Not even a week before Gabe’s first official swim class, I bribed him with an ice cream cone to jump in the pool without holding his nose. Tiger mom, you say. I’m also cheap. That ice cream cone saved me at least $50 in a swim level. It was an investment.

I’ve posted before on Gabe’s meteoric swimming career because I’m plumb amazed by it. He just completed his second year of short course swimming and made the cut for YMCA Great Lakes Zones, placing and scoring points in every event, crushing his seed times and reaping the rewards of his dedication and toil.

Could Gabe become a Michael Phelps? He already is to me.

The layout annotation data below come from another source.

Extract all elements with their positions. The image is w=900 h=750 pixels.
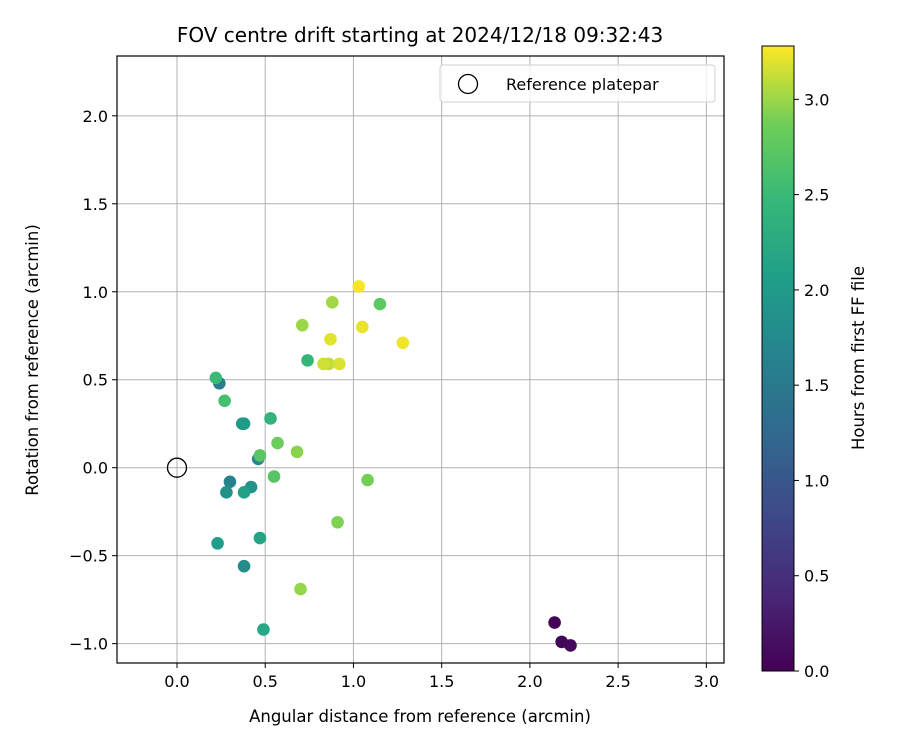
data-point-23 [361,473,374,487]
x-axis-label: Angular distance from reference (arcmin) [249,707,591,726]
data-point-10 [237,417,251,431]
y-tick-label-6: 2.0 [83,107,108,126]
data-point-30 [317,357,330,371]
data-point-27 [295,318,309,332]
y-tick-label-4: 1.0 [83,283,108,302]
x-tick-label-4: 2.0 [517,672,542,691]
x-tick-label-2: 1.0 [341,672,366,691]
x-tick-label-6: 3.0 [694,672,719,691]
data-point-26 [294,582,307,596]
colorbar-tick-label-1: 0.5 [804,567,829,586]
x-axis-ticks: 0.0 0.5 1.0 1.5 2.0 2.5 3.0 [164,663,719,691]
x-tick-label-5: 2.5 [605,672,630,691]
x-tick-label-1: 0.5 [252,672,277,691]
colorbar-ticks: 0.0 0.5 1.0 1.5 2.0 2.5 3.0 [794,90,829,681]
legend-marker-circle-icon [457,73,479,95]
colorbar-tick-label-4: 2.0 [804,281,829,300]
data-point-6 [237,559,251,573]
y-tick-label-2: 0.0 [83,459,108,478]
data-point-34 [396,336,410,350]
data-point-13 [253,531,267,545]
data-point-31 [333,357,346,371]
data-point-20 [253,449,267,462]
data-point-0 [548,616,561,629]
y-tick-label-0: −1.0 [69,635,108,654]
y-axis-ticks: −1.0 −0.5 0.0 0.5 1.0 1.5 2.0 [69,107,117,654]
data-point-18 [218,394,231,408]
y-axis-label: Rotation from reference (arcmin) [23,224,42,496]
y-tick-label-1: −0.5 [69,547,108,566]
colorbar-tick-label-3: 1.5 [804,376,829,395]
data-point-32 [324,332,337,346]
grid [117,56,724,663]
colorbar-tick-label-5: 2.5 [804,186,829,205]
data-point-12 [237,486,251,499]
data-point-21 [373,297,387,311]
data-point-33 [355,320,369,334]
legend: Reference platepar [439,64,716,103]
data-point-35 [352,280,366,293]
x-tick-label-0: 0.0 [164,672,189,691]
data-point-19 [267,470,281,483]
colorbar-tick-label-2: 1.0 [804,471,829,490]
legend-box [439,64,716,103]
colorbar-tick-label-6: 3.0 [804,90,829,109]
y-tick-label-3: 0.5 [83,371,108,390]
colorbar-label: Hours from first FF file [849,266,868,450]
colorbar-gradient [761,45,795,672]
reference-platepar-marker [166,457,188,478]
x-tick-label-3: 1.5 [429,672,454,691]
data-point-25 [290,445,304,459]
data-point-16 [301,354,314,367]
colorbar: 0.0 0.5 1.0 1.5 2.0 2.5 3.0 Hours from first F… [761,45,868,681]
plot-area-frame [116,55,725,664]
data-point-4 [223,475,237,489]
data-point-14 [257,623,270,636]
colorbar-tick-label-0: 0.0 [804,662,829,681]
data-point-22 [271,436,284,450]
data-point-11 [211,537,224,550]
data-point-24 [331,515,344,529]
data-point-2 [564,639,577,652]
data-points [209,280,577,652]
reference-marker-layer [166,457,188,478]
y-tick-label-5: 1.5 [83,195,108,214]
data-point-17 [209,371,223,385]
chart-title: FOV centre drift starting at 2024/12/18 … [177,23,663,47]
data-point-28 [325,296,339,309]
data-point-7 [220,486,233,499]
legend-label: Reference platepar [506,75,659,94]
data-point-15 [264,412,277,425]
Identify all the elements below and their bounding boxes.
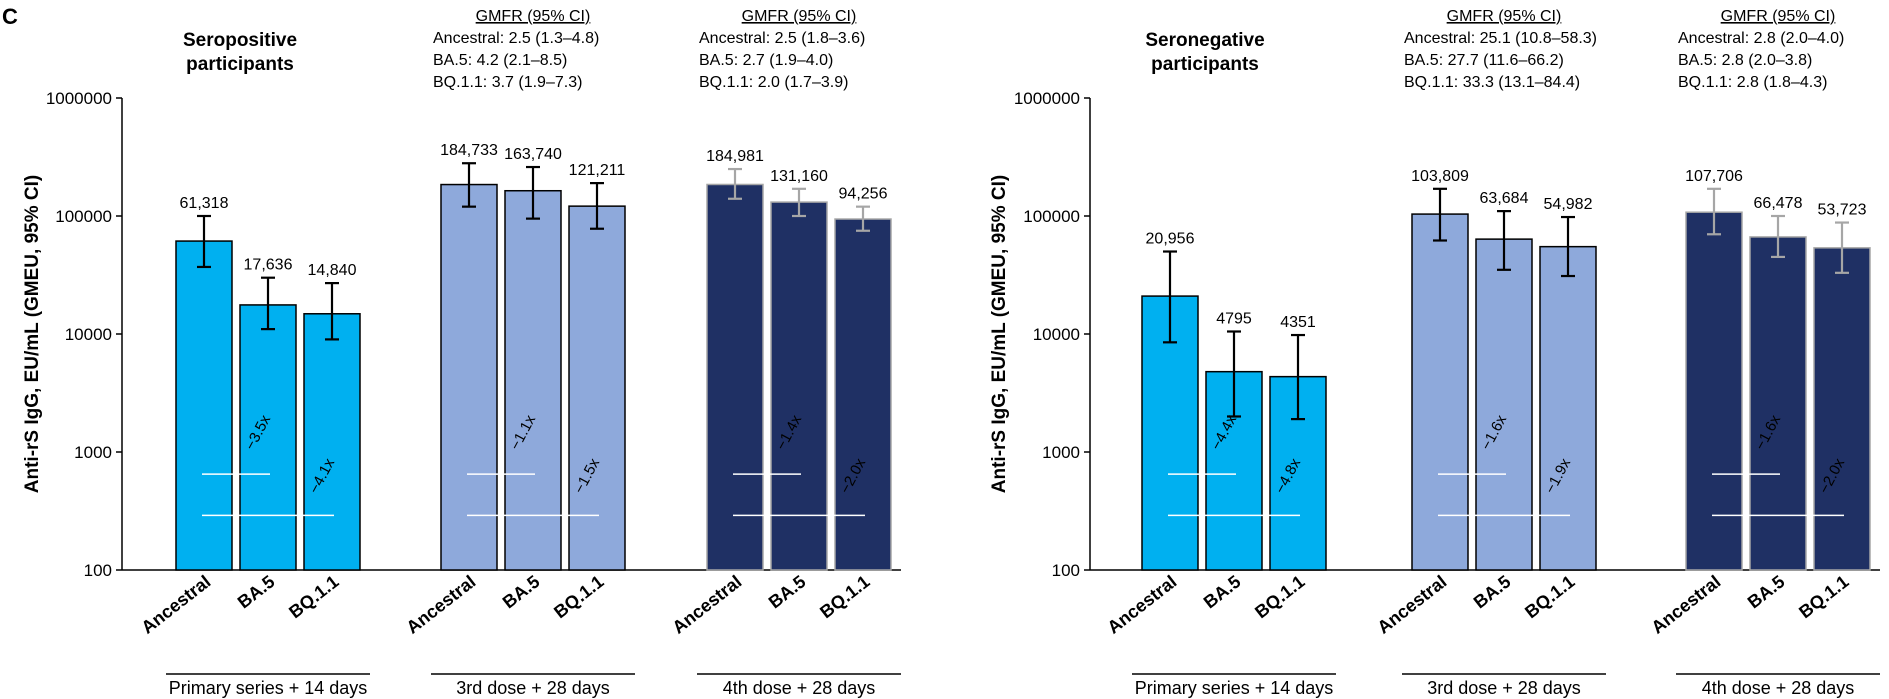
gmfr-line: BQ.1.1: 2.8 (1.8–4.3) xyxy=(1678,74,1827,91)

Reason: Gabe’s work ethic motivates me to work harder at my own little piece of hard, which is usually a 4 mile jog or a sweaty piece of time on the recumbent bike. Gabe was blessed to get excellent coaching and have his limits pushed, yet he takes it a step farther and watches technique videos on Youtube and implements what he learns. During the season, when Gabe had his eye on the goal of making Zones, he ate fish, beans, rice, and cut back on sugar. I didn’t tell him to. Basically, Gabe did everything possible to put himself in a position to achieve his goals, knowing that whether or not he achieved them was ultimately up to God.

Every night Gabe reads his Bible. That’s inspiring too. The Bible says He who is faithful in little is faithful in much (Luke 16:10). Gabe is faithful in little and in much. Let me not forget that, nor how Gabe, at 11 years old, inspires me.